● The Mystery of Market Movements: An Archetypal Approach to Investment Forecasting and Modelling
By Niklas Hageback
Summary via publisher, Wiley
There has long been a notion that subliminal forces play a great part in causing the seemingly irrational financial bubbles, which conventional economic theory, again and again, fails to explain. However, these forces, sometimes labeled ‘animal spirits’ or ‘irrational exuberance, have remained elusive – until now. The Mystery of Market Movements provides you with a methodology to timely predict and profit from changes in human investment behaviour based on the workings of the collective unconscious. Niklas Hageback draws in on one of psychology’s most influential ideas – archetypes – to explain how they form investor’s perceptions and can be predicted and turned into profit.

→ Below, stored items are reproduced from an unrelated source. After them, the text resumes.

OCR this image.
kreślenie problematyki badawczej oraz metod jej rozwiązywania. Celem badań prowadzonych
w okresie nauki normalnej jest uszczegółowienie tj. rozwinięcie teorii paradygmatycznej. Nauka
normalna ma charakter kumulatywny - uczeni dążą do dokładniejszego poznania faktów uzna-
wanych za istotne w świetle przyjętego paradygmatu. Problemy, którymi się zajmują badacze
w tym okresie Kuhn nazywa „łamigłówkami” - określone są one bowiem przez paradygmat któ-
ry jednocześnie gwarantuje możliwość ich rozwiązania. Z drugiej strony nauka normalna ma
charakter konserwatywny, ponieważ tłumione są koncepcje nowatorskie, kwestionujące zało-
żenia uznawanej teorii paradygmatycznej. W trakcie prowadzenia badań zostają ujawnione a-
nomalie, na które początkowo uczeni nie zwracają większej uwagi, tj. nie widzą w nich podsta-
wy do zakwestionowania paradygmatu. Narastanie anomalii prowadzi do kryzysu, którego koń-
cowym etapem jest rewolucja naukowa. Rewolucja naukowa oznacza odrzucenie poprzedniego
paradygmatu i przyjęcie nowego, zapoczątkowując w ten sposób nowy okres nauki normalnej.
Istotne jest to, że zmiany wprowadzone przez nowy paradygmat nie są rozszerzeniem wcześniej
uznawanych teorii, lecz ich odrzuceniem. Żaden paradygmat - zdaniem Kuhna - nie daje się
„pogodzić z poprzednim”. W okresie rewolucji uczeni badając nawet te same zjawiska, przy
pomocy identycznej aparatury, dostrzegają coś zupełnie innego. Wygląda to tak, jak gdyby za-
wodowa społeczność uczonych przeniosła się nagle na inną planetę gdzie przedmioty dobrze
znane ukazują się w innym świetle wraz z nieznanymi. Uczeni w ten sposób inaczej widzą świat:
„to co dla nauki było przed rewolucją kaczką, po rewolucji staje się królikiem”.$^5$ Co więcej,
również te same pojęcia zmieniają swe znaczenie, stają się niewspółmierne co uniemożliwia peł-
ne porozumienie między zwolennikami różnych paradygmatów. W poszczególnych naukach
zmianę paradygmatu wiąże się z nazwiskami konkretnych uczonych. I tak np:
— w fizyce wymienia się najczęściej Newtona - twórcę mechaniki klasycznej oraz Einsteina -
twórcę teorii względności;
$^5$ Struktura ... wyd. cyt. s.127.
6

● Hard Times: The Divisive Toll of the Economic Slump
By Tom Clark and Anthony Heath
Summary via publisher, Yale University Press
2008 was a watershed year for global finance. The banking system was eventually pulled back from the brink, but the world was saddled with the worst slump since the 1930s Depression, and millions were left unemployed. While numerous books have addressed the financial crisis, very little has been written about its social consequences. Journalist Tom Clark draws on the research of a transatlantic team led by Professors Anthony Heath and Robert D. Putnam to determine the great recession’s toll on individuals, families, and community bonds in the United States and the United Kingdom.
● Money as God?: The Monetization of the Market and its Impact on Religion, Politics, Law, and Ethics
Edited by Jürgen von Hagen and Michael Welker
Summary via publisher, Cambridge University Press
The nature of money and its impact on society has long interested scholars of economics, history, philosophy, law, and theology alike, and the recent financial crisis has moved these issues to the forefront of current public debate. In this study, authors from a range of backgrounds provide a unified examination of the nature and the purpose of money. Chapters cover the economic and social foundations of money; the historical origins of money in ancient Greece, China, the ancient Middle East, and medieval Europe; problems of justice connected to the use of money in legal systems and legal settlements, with examples both from ancient history and today; and theological aspects of monetary and market exchange. This stimulating interdisciplinary book, with its nontechnical and lively discussion, will appeal to a global readership working in the interfaces of economics, law and religion.
● What Money Wants: An Economy of Desire
By Noam Yuran
Summary via publisher, Oxford University Press
One thing all mainstream economists agree upon is that money has nothing whatsoever to do with desire. This strange blindness of the profession to what is otherwise considered to be a basic feature of economic life serves as the starting point for this provocative new theory of money. Through the works of Karl Marx, Thorstein Veblen, and Max Weber, What Money Wants argues that money is first and foremost an object of desire. In contrast to the common notion that money is but an ordinary object that people believe to be money, this book explores the theoretical consequences of the possibility that an ordinary object fulfills money’s function insofar as it is desired as money. Rather than conceiving of the desire for money as pathological, Noam Yuran shows how it permeates economic reality, from finance to its spectacular double in our consumer economy of addictive shopping. Rich in colorful and accessible examples, from the work of Charles Dickens to Reality TV and commercials, this book convinces us that we must return to Marx and Veblen if we are to understand how brand names, broadcast television, and celebrity culture work.
● Marriage Markets: How Inequality is Remaking the American Family
By June Carbone and Naomi Cahn
Review via The Wall Street Journal
Forget the gender gap. The fundamental divide in the United States today runs along the lines of class and marriage. College-educated Americans and their children reap the benefits of comparatively stable, happy marriages, while less-educated Americans—especially the poor and the working-class—are more likely to struggle with family lives marked by discord and marital instability. This two-tiered story, articulated powerfully by Charles Murray in his recent book, “Coming Apart,” is also the one told by June Carbone and Naomi Cahn in “Marriage Markets: How Inequality Is Remaking the American Family.”
● Virtual Economies: Design and Analysis
By Vili Lehdonvirta and Edward Castronova
Summary via publisher, MIT Press
In the twenty-first-century digital world, virtual goods are sold for real money. Digital game players happily pay for avatars, power-ups, and other game items. But behind every virtual sale, there is a virtual economy, simple or complex. In this book, Vili Lehdonvirta and Edward Castronova introduce the basic concepts of economics into the game developer’s and game designer’s toolkits. Lehdonvirta and Castronova explain how the fundamentals of economics—markets, institutions, and money—can be used to create or analyze economies based on artificially scarce virtual goods. They focus on virtual economies in digital games, but also touch on serious digital currencies such as Bitcoin as well as virtual economies that emerge in social media around points, likes, and followers. The theoretical emphasis is on elementary microeconomic theory, with some discussion of behavioral economics, macroeconomics, sociology of consumption, and other social science theories relevant to economic behavior.